“AI Innovation Leaps Ahead, Pharma Industry Embraces Change”: Alibaba Cloud and SDA Co-host Pharmaceutical Supply Chain Procurement Forum, Concluding Successfully

"AI Innovation Leaps Ahead, Pharma Industry Embraces Change": Alibaba Cloud and SDA Co-host Pharmaceutical Supply Chain Procurement Forum, Concluding Successfully

Hangzhou, March 12, 2025​ – The “AI Innovation Leaps Ahead, Pharma Industry Embraces Change” seminar on AI technology applications in the biopharmaceutical industry, jointly organized by Alibaba Cloud and Sustainable Development Asia (SDA), was successfully held at Alibaba’s Xixi Campus in Hangzhou. The event focused on the deep application of AI and cloud computing technologies in scenarios such as drug R&D, production compliance, and patient services, attracting representatives from over 30 multinational pharmaceutical companies and innovative biotech firms to discuss practical pathways for the intelligent upgrading of the biopharmaceutical industry.

Alibaba Pavilion #9: An Immersive Journey into Technology Empowerment and Industry Innovation

Prior to the seminar, the organizers arranged a visit for attendees to Pavilion #9 at Alibaba’s Xixi Campus. The tour covered intelligent exhibition halls, the Tongyi large model demonstration zone, a green data center sandbox, and interactive experience areas. It highlighted Alibaba Cloud’s cutting-edge achievements in cloud computing, AI (e.g., Tongyi Visual, Tongyi Tingwu), and green low-carbon technologies. Through immersive case demonstrations and interactive experiences, the application scenarios of AI in sectors like smart cities and biopharmaceuticals were showcased. Guests expressed high recognition for Alibaba Cloud’s technological innovation and industry empowerment capabilities, laying a practical foundation for the subsequent discussions.
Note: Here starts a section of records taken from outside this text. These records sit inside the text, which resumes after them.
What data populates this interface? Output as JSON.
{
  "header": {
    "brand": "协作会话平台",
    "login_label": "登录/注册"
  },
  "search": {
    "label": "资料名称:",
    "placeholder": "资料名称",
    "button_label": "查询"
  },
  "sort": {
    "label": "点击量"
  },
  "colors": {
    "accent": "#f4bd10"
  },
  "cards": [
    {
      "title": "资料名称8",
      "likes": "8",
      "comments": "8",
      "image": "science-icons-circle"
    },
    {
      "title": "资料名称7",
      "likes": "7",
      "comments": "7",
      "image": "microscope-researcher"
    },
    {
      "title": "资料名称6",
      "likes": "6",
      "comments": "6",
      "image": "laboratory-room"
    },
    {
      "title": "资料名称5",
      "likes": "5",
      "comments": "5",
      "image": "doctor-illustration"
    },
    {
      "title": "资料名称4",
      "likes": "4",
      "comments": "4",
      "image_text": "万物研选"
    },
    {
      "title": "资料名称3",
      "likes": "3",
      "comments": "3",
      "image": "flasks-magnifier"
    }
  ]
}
"AI Innovation Leaps Ahead, Pharma Industry Embraces Change": Alibaba Cloud and SDA Co-host Pharmaceutical Supply Chain Procurement Forum, Concluding Successfully

Technological Breakthrough: Tongyi Large Models Reshaping the Industry’s Intelligent Foundation

An Alibaba Cloud Solutions Architect systematically outlined the evolution roadmap of the Tongyi large model technology matrix in a keynote speech. This system achieves three-dimensional innovation through “Full-Scale, Multi-Modal, and Wide Open-Source”:

  • Qwen-VL: A large-scale vision-language model supporting image and text input, capable of assisting radiologists in identifying anomalies in medical images, thereby improving diagnostic accuracy and efficiency.
  • Tongyi Tingwu: Pushing the boundaries of ASR technology, it supports real-time interaction in multiple languages/dialects with industry-leading accuracy in medical scenarios.
  • Tongyi Lingma: It supports code snippet search, enhancing code generation efficiency, and has already helped pharmaceutical companies build clinical trial management systems.
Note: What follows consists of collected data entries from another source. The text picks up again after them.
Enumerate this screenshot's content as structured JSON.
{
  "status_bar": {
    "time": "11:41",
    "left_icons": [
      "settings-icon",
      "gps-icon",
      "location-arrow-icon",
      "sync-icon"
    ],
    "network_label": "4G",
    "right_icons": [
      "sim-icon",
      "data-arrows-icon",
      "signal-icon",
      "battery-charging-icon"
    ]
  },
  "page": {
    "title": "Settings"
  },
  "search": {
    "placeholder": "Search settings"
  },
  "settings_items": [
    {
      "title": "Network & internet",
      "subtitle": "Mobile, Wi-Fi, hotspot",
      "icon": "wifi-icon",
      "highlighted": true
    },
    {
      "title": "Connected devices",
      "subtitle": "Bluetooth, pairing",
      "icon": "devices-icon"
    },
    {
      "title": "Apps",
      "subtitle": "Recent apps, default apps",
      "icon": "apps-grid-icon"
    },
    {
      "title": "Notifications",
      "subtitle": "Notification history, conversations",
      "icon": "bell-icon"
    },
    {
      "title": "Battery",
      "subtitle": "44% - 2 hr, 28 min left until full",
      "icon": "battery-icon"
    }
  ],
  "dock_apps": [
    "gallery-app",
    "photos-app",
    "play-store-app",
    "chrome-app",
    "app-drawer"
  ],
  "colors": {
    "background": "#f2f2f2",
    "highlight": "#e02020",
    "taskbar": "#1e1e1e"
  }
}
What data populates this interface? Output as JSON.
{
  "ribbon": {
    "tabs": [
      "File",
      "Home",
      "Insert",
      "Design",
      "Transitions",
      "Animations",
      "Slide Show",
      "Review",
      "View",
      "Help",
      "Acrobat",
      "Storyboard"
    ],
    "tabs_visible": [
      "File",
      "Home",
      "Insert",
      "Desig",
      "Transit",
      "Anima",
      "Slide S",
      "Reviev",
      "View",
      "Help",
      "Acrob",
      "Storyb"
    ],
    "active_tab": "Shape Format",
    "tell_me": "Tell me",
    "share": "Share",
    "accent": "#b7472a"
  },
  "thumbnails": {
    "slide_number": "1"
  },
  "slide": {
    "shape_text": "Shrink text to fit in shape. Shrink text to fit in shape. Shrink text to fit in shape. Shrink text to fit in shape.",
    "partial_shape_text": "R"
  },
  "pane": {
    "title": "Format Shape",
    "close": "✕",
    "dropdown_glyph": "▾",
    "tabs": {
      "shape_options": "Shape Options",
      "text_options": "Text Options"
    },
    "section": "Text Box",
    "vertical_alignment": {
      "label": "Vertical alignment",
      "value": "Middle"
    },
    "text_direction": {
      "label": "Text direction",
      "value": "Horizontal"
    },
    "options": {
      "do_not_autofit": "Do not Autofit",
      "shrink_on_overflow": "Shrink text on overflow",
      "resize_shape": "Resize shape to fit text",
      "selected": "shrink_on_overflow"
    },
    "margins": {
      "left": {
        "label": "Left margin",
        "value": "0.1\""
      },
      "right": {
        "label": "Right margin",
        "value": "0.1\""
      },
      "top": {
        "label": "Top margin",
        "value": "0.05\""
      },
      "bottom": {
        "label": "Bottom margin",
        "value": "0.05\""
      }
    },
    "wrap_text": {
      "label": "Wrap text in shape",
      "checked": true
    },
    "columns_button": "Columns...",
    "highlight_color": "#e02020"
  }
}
"AI Innovation Leaps Ahead, Pharma Industry Embraces Change": Alibaba Cloud and SDA Co-host Pharmaceutical Supply Chain Procurement Forum, Concluding Successfully

Selina Yuan, President, Alibaba Cloud Intelligence International, and Senior Vice President, Alibaba Group, stated, “‘Open source ecosystem is key to technology inclusivity,’ the executive emphasized. Currently, the ModelScope community gathers over 2.3 million developers, and downloads of the Tongyi model series have exceeded 200 million. Its open-source QwQ-32B model has surpassed DeepSeek-R1 in reasoning capabilities in authoritative evaluations.”
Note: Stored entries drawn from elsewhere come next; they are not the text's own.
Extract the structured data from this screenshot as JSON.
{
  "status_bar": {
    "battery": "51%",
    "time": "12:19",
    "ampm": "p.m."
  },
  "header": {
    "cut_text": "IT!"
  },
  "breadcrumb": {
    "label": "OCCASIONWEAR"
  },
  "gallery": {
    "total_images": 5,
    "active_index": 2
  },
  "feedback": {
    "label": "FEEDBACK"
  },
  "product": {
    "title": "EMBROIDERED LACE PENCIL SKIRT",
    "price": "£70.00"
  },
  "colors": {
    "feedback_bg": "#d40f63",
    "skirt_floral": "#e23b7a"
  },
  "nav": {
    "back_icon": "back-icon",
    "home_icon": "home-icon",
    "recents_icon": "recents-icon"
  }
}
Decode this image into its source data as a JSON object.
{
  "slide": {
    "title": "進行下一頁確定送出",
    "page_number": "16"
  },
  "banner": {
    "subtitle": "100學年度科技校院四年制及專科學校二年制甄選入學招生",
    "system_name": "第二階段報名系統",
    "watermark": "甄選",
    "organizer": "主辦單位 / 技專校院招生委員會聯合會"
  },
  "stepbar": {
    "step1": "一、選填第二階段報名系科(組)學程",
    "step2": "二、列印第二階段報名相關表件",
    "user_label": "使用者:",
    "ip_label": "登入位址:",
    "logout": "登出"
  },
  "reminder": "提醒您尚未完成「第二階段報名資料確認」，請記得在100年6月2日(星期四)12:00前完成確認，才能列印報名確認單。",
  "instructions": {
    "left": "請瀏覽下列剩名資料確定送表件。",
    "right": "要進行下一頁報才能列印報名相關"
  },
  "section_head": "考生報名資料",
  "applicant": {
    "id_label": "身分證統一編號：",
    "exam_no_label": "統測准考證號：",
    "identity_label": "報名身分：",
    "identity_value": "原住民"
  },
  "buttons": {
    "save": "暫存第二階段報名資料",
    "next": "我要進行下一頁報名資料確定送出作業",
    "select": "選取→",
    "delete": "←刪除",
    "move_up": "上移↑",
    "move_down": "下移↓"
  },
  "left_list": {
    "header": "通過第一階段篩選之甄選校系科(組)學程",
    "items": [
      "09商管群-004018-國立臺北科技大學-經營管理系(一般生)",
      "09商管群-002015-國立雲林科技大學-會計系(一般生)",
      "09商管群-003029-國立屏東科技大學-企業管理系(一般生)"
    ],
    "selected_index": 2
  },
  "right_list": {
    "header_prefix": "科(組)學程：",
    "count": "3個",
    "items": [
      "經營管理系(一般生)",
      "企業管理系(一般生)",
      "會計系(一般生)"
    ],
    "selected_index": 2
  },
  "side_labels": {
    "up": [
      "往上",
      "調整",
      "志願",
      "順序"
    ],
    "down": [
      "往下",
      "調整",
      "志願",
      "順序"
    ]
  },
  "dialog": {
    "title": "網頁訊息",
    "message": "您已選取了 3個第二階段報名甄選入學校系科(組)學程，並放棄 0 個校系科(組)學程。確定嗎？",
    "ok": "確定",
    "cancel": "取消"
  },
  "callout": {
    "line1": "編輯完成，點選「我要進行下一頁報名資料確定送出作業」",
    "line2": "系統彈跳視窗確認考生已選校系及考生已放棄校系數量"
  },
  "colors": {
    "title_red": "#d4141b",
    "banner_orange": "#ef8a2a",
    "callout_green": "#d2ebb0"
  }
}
Security & Compliance: Building a Digital Trust System for the Pharmaceutical Industry

Addressing the stringent compliance requirements of the biopharmaceutical industry, an Alibaba Cloud Product Security Architect unveiled a “Three-Tier Cloud Foundation Protection Solution”:

  • Infrastructure Layer: Features KPMG-certified GxP assessment reports, meeting regulatory standards in China, the US, and Europe (details available in Alibaba Cloud’s “Pharmaceutical Industry Compliance Solution” on its official website).
  • Data Security Layer: Provides confidential computing capabilities, enabling full lifecycle protection of R&D data (technical details refer to the Alibaba Cloud Data Security Whitepaper).
  • Application Monitoring Layer: Includes built-in electronic signature audit functionality.

This “Three-Tier Cloud Foundation Protection Solution” has been implemented at a multinational pharmaceutical company, helping them reduce third-party system security audit cycles from 45 days to 72 hours and lower compliance operational costs by 32%.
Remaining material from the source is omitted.